Christina Lucas has been known to Vagabond readers since we introduced her back in 2018 when she was the insurance giant AIG's general manager for Bulgaria
Christina is now back on these pages owing to her participation in the Business Lady Excellence 2024 event in Sofia at the end of March.
Business Lady Excellence has a 15-year history of connecting leading personalities from Bulgaria, Europe and the Americas. Its main aim is to gather together inspiring women from business, politics, culture, technology and social life, and to foster expanded business and personal development.
Some of the key speakers in 2024 include Dr Kunka Petkova, an adviser to the German Federal Ministry of Finance, and Andro Donovan, a senior partner in McKinsey and the founder of AD Consulting.
Christina Lucas has over 20 years of experience as president and general manager of teams at the intersection of global insurance, operational transformation and technology, living and working in markets as varied as Germany, Brazil and Japan.
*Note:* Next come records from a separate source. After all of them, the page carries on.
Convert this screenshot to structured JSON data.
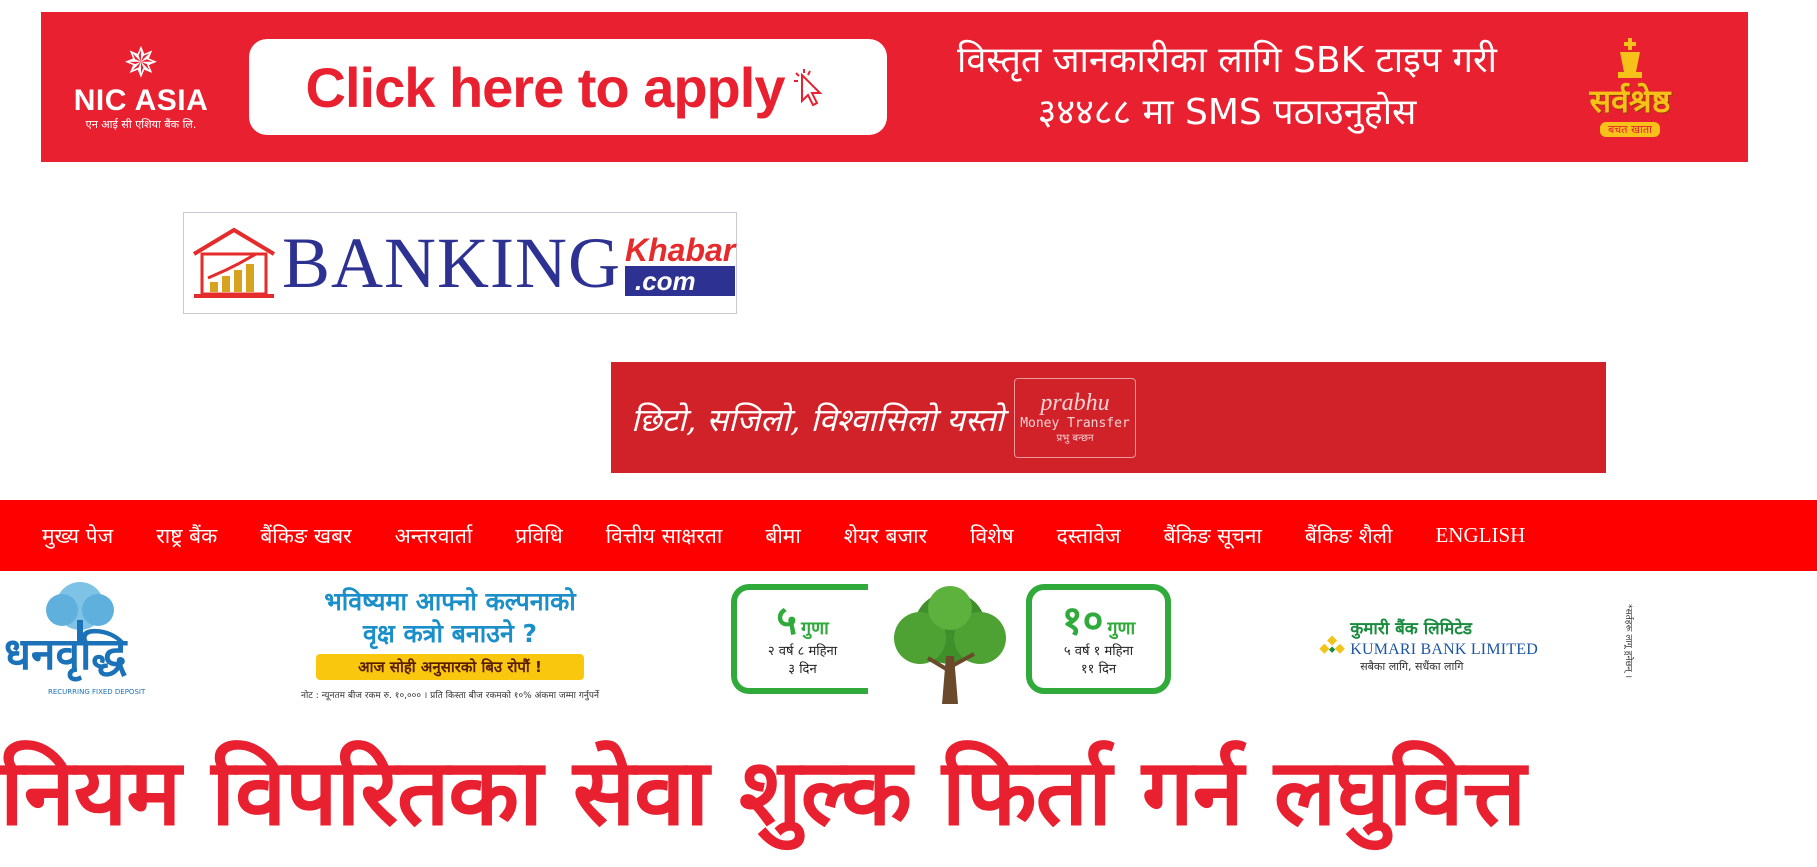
{
  "top_ad": {
    "brand_name": "NIC ASIA",
    "brand_sub": "एन आई सी एशिया बैंक लि.",
    "button_label": "Click here to apply",
    "sms_line1": "विस्तृत जानकारीका लागि SBK टाइप गरी",
    "sms_line2": "३४४८८ मा SMS पठाउनुहोस",
    "badge_text": "सर्वश्रेष्ठ",
    "badge_sub": "बचत खाता",
    "background": "#e8202f"
  },
  "site_logo": {
    "word_main": "BANKING",
    "word_khabar": "Khabar",
    "word_com": ".com",
    "icon": "house-chart-icon"
  },
  "prabhu_ad": {
    "tagline": "छिटो, सजिलो, विश्वासिलो यस्तो",
    "logo_name": "prabhu",
    "logo_service": "Money Transfer",
    "logo_sub": "प्रभु बन्छन",
    "background": "#d22229"
  },
  "nav": {
    "items": [
      "मुख्य पेज",
      "राष्ट्र बैंक",
      "बैंकिङ खबर",
      "अन्तरवार्ता",
      "प्रविधि",
      "वित्तीय साक्षरता",
      "बीमा",
      "शेयर बजार",
      "विशेष",
      "दस्तावेज",
      "बैंकिङ सूचना",
      "बैंकिङ शैली"
    ],
    "english": "ENGLISH",
    "background": "#fe0000"
  },
  "kumari_ad": {
    "product_name": "धनवृद्धि",
    "product_sub": "RECURRING FIXED DEPOSIT",
    "headline1": "भविष्यमा आफ्नो कल्पनाको",
    "headline2": "वृक्ष कत्रो बनाउने ?",
    "yellow_strip": "आज सोही अनुसारको बिउ रोपौं !",
    "note": "नोट : न्यूनतम बीज रकम रु. १०,००० । प्रति किस्ता बीज रकमको १०% अंकमा जम्मा गर्नुपर्ने",
    "offer_left": {
      "num": "५",
      "word": "गुणा",
      "line1": "२ वर्ष ८ महिना",
      "line2": "३ दिन"
    },
    "offer_right": {
      "num": "१०",
      "word": "गुणा",
      "line1": "५ वर्ष १ महिना",
      "line2": "११ दिन"
    },
    "bank_np": "कुमारी बैंक लिमिटेड",
    "bank_en": "KUMARI BANK LIMITED",
    "bank_tag": "सबैका लागि, सधैंका लागि",
    "vertical_note": "*सर्तहरू लागू हुनेछन् ।",
    "accent_green": "#2faa3b",
    "accent_blue": "#1b8fc9"
  },
  "article": {
    "headline": "नियम विपरितका सेवा शुल्क फिर्ता गर्न लघुवित्त"
  }
}
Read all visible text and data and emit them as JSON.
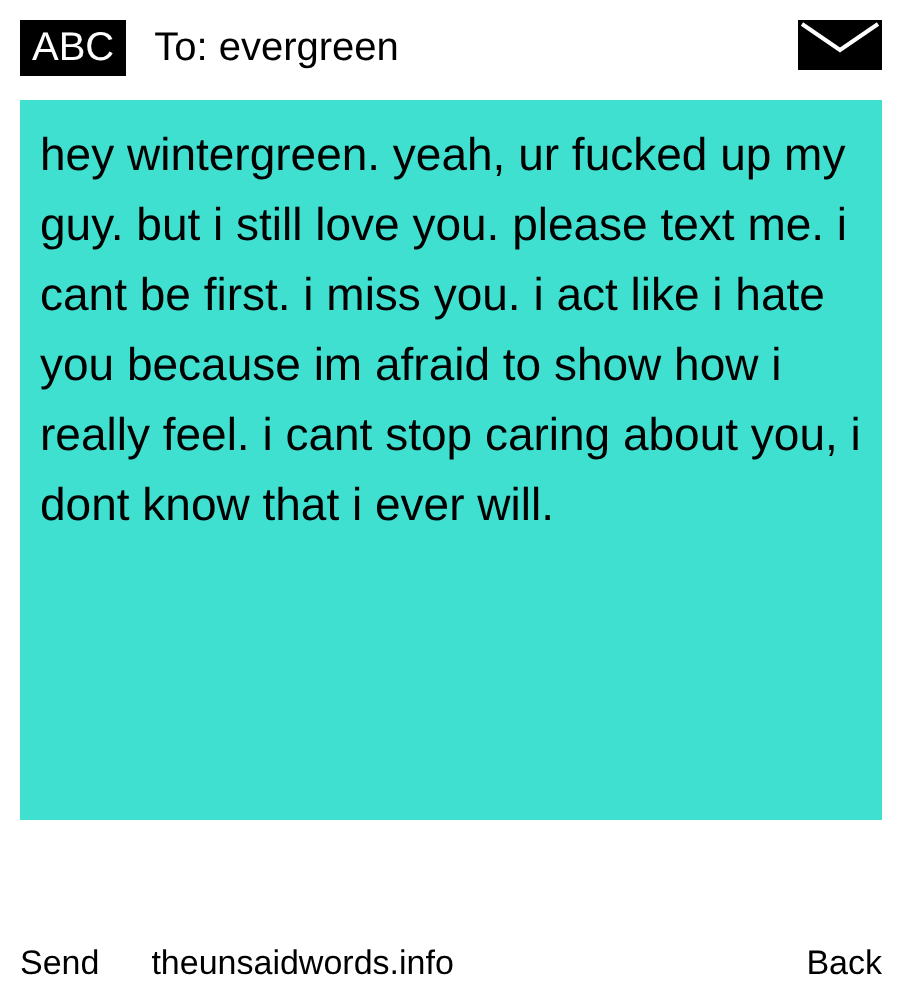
{
  "header": {
    "keyboard_mode": "ABC",
    "recipient": "To: evergreen"
  },
  "message": {
    "body": "hey wintergreen. yeah, ur fucked up my guy. but i still love you. please text me. i cant be first. i miss you. i act like i hate you because im afraid to show how i really feel. i cant stop caring about you, i dont know that i ever will."
  },
  "footer": {
    "left": "Send",
    "center": "theunsaidwords.info",
    "right": "Back"
  }
}
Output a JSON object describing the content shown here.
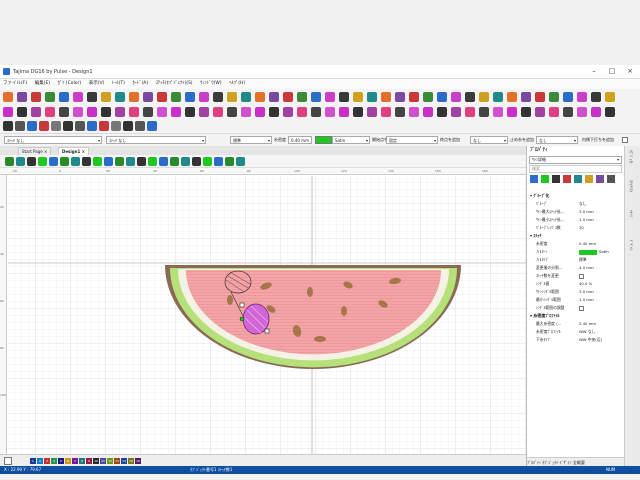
{
  "window": {
    "title": "Tajima DG16 by Pulse - Design1"
  },
  "menu": [
    "ファイル(F)",
    "編集(E)",
    "ｶﾞｿ (Color)",
    "表示(V)",
    "ﾄｰﾙ(T)",
    "ｶｰﾄﾞ(A)",
    "ｽﾃｯﾁ(ｵﾌﾞｼﾞｪｸﾄ)(S)",
    "ｳｨﾝﾄﾞｳ(W)",
    "ﾍﾙﾌﾟ(H)"
  ],
  "options": {
    "combo1": "ｽﾃｯﾁ なし",
    "combo2": "ｽﾃｯﾁ なし",
    "combo3": "標準",
    "density_label": "糸密度",
    "density_value": "0.40 mm",
    "fill_value": "Satin",
    "start_label": "開始点を追加",
    "start_value": "固定",
    "end_label": "終点を追加",
    "end_value": "なし",
    "tieoff_label": "止め糸を追加",
    "tieoff_value": "なし",
    "underlay_label": "内側下打ちを追加"
  },
  "tabs": {
    "start": "Start Page",
    "design": "Design1"
  },
  "ruler": {
    "h": [
      "-20",
      "0",
      "20",
      "40",
      "60",
      "80",
      "100",
      "120",
      "140",
      "160",
      "180",
      "200"
    ],
    "v": [
      "20",
      "40",
      "60",
      "80",
      "100"
    ]
  },
  "palette": [
    "1",
    "2",
    "3",
    "4",
    "5",
    "6",
    "7",
    "8",
    "9",
    "10",
    "11",
    "12",
    "13",
    "14",
    "15",
    "16"
  ],
  "status": {
    "coords": "X : 22.90 Y : 79.67",
    "hint": "ｵﾌﾞｼﾞｪｸﾄ番号1 ｽﾃｯﾁ数1",
    "num": "NUM"
  },
  "props": {
    "title": "ﾌﾟﾛﾊﾟﾃｨ",
    "object": "ｻﾃﾝ詳細",
    "search": "検索",
    "groups": [
      {
        "name": "ｸﾞﾙｰﾌﾟ化",
        "rows": [
          {
            "k": "ｸﾞﾙｰﾌﾟ",
            "v": "なし"
          },
          {
            "k": "ｻﾃﾝ最大ｽﾃｯﾁ長...",
            "v": "3.0 mm"
          },
          {
            "k": "ｻﾃﾝ最小ｽﾃｯﾁ長...",
            "v": "1.0 mm"
          },
          {
            "k": "ｸﾞﾙｰﾌﾟﾚﾝｸﾞｽ数",
            "v": "30"
          }
        ]
      },
      {
        "name": "ｽﾃｯﾁ",
        "rows": [
          {
            "k": "糸密度",
            "v": "0.40 mm"
          },
          {
            "k": "ﾌｨﾙﾀｰﾝ",
            "v": "Satin"
          },
          {
            "k": "ﾌｨﾙﾀｲﾌﾟ",
            "v": "標準"
          },
          {
            "k": "変更後の分割...",
            "v": "4.0 mm"
          },
          {
            "k": "ｽﾃｯﾁ数を変更",
            "v": ""
          },
          {
            "k": "ｼﾝﾁﾞﾙ値",
            "v": "40.0 %"
          },
          {
            "k": "ｻﾃﾝｼﾝﾁﾞﾙ範囲",
            "v": "3.0 mm"
          },
          {
            "k": "最小ｼﾝﾁﾞﾙ範囲",
            "v": "1.0 mm"
          },
          {
            "k": "ｼﾝﾁﾞﾙ範囲の調整",
            "v": ""
          }
        ]
      },
      {
        "name": "糸密度ﾌﾟﾛﾌｧｲﾙ",
        "rows": [
          {
            "k": "最大糸密度 (...",
            "v": "2.40 mm"
          },
          {
            "k": "糸密度ﾌﾟﾛﾌｧｲﾙ",
            "v": "WW なし"
          },
          {
            "k": "下糸ﾀｲﾌﾟ",
            "v": "WW 中央(辺)"
          }
        ]
      }
    ],
    "bottom_tabs": "ﾌﾟﾛﾊﾟﾃｨ ｵﾌﾞｼﾞｪｸﾄ ﾃﾞｻﾞｲﾝ 全概要"
  },
  "side_tabs": [
    "ｵﾌﾞｼﾞｪｸﾄ",
    "ｽﾃｯﾁﾘｽﾄ",
    "ｲﾒｰｼﾞ",
    "ﾃﾞｻﾞｲﾝ"
  ],
  "colors": {
    "accent": "#0e4fa0",
    "satin": "#1ec81e",
    "rind": "#8a6a52",
    "flesh": "#f2a4a6",
    "light_green": "#b6e07a"
  }
}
Her AIG role in Bulgaria was so successful that the team she managed gained recognition as the country's Best Place to Work in 2019. Christina is global head of Industry Advisory for Guidewire Software and is also on the board of directors for the America for Bulgaria Foundation.
Her talk at Business Lady Excellence 2024 focuses on women breaking the barriers into technology.
"Like sports, technology has traditionally had limited representation from women due to the lack of access of resources, " says Christina. "If we think about women's advances in sports during the past few decades, firstly it is mostly attributable to increased accessibility to literally a fair playing field... equal athletic facilities, training regimes and coaches. And secondly, women's dominance in sports has accelerated due to the greater visibility of women's wins – in Olympic stadiums or at world championship. Representation in our community and the media matters. Likewise in tech, a common attribute of the earliest women pioneers has been access to resources – whether that be scientific labs or educators – which gave them the ability to build upon the momentum of others. Bulgaria is uniquely positioned in the tech industry – a prototype of an early computer was developed by a Bulgarian man, the fastest growing industry in the country is tech, and Bulgaria has the highest percentage of women in tech EU-wide – at nearly 28 percent, according to the Bulgarian Centre for Women in Technology. Through technology, women's natural gifts, such as communications and problem solving, become strategicassetsfortheindustry. Examples include Ada Lovelace who was the world's first programmer; Radia Perlman, who leaned into our gift of connectivity to create the foundations of the Internet; and Katherine Johnson, who enabled humankind to walk on the moon through her contributions at NASA."